The battle of Lützen between the imperial and Swedish armies was fought about 19km southwest of Leipzig in Saxony, Germany, on Tuesday 16 November 1632. It was neither the largest nor the bloodiest battle of the Thirty Years War (1618-48), Europe’s most destructive conflict prior to the twentieth-century world wars, but it is certainly the best remembered today.

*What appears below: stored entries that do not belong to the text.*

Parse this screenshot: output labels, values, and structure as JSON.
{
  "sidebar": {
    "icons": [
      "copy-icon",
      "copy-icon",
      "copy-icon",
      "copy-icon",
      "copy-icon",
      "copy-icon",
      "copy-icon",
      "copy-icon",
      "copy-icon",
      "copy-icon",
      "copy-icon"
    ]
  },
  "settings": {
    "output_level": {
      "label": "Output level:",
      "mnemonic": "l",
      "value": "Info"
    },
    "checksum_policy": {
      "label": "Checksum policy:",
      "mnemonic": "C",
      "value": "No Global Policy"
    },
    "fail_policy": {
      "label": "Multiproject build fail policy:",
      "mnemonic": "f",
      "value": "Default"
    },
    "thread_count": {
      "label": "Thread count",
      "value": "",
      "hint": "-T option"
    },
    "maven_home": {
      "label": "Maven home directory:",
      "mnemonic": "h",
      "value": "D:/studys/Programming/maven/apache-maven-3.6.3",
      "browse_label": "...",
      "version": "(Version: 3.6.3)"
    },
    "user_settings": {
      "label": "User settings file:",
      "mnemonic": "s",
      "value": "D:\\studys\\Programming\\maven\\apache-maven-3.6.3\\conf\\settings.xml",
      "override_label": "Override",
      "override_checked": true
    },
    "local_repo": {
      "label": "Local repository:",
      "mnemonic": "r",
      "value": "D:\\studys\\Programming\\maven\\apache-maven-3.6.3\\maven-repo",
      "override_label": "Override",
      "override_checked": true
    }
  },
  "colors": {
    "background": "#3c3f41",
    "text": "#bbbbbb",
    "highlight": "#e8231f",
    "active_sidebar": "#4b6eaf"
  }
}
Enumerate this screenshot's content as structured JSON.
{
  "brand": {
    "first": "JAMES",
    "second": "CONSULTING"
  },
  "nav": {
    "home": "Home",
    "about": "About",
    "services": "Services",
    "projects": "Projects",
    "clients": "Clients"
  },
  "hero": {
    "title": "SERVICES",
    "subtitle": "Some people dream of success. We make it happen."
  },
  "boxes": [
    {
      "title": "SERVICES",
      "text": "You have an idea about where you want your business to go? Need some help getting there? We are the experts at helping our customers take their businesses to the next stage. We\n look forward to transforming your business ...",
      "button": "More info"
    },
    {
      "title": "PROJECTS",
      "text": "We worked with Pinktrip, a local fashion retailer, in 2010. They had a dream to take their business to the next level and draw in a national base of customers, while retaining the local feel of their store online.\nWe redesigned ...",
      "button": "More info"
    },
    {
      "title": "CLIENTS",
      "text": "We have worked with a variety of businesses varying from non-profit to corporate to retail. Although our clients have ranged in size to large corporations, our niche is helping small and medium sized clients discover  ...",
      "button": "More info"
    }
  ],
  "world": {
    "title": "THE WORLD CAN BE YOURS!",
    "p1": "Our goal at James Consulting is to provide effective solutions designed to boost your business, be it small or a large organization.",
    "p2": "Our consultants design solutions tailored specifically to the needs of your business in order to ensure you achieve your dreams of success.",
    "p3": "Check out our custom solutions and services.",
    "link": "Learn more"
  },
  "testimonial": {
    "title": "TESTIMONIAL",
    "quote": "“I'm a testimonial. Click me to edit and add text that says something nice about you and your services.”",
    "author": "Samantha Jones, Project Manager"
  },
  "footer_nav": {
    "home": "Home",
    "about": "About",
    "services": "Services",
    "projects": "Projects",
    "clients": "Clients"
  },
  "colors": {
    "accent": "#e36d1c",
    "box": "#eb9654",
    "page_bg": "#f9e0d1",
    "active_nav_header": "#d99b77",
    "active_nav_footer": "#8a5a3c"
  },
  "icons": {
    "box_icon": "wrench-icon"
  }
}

The Thirty Years War has been remembered primarily as a bloody religious war which began in the Holy Roman Empire before allegedly spiralling out of control and engulfing most of Europe. Supposedly, it finally burnt itself out through mutual exhaustion, paving the way for the Peace of Westphalia which is widely regarded as the birth of a new secular international order. English-speaking historians have generally followed the lead established by contemporary British observers who saw the war as a struggle between an evil Austrian Habsburg emperor seeking to impose Catholicism, and valiant Protestant Germans fighting for their religious ‘freedom.’ Aided by the ‘mercenary’ general, Albrecht Wenzel Eusebius von Wallenstein, the Habsburgs finally had complete victory in their grasp when the German Protestants were ‘saved’ by the Swedish king, Gustavus Adolphus, who invaded the Empire in June 1630. Over the next two years, Gustavus won a string of spectacular victories which convinced later generations of military historians not only that he was one of the world’s greatest generals, but that Sweden had ‘revolutionised’ war-making.